The algorithm labels tracks differently; it cuts them into segments such as verse, chorus and bridge. It’s more accurate because it gives labels to smaller sections of a song, rather than attempting to broadly label the entire thing. But the computer must be taught, so Barrington’s team has made a game for Facebook, called Herd It, which asks you to identify instruments, genres, artist names and emotions triggered by a song.
Herd It goes as far as asking you which activities you might do while listening to a specific song. “The Facebook games are a lot of fun and a great way to discover new music. At the same time, the games deliver the data we need to teach our computer audition system to listen to and describe music like humans do,” said Gert Lanckriet, electrical engineering professor from the Jacobs School of Engineering who is mentoring the project. Here’s a segmentation of Queen’s Bohemian Rhapsody:

Those tags are automatically generated. Check out an overview of the project and more data.

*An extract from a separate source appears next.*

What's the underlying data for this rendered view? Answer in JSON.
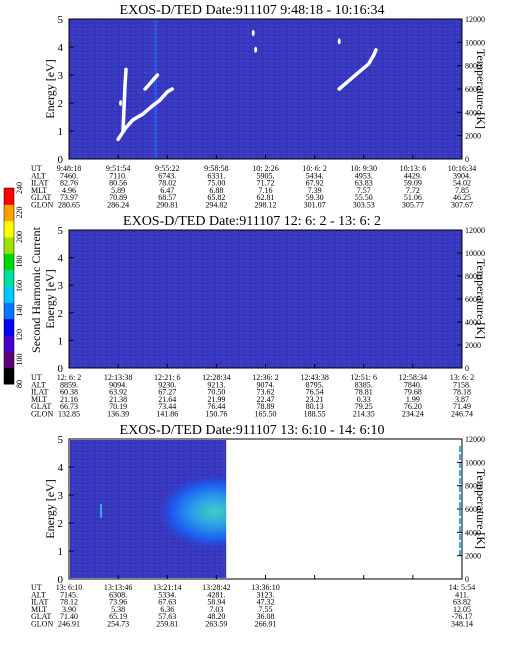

Barrington asks Facebook users to help “expose” the search engine to the world of music, so it can better identify songs in searches. “The more examples of romantic songs our search engine is exposed to, the more accurately it will be able to identify romantic songs it has never heard before,” he explains.
The system is to be released later this year, so we’ll have to wait until we can compare its results with Google. In the meantime, we get to can simultaneously play games and help investigative science. Can the system be more accurate than other search engines? Do you like the games?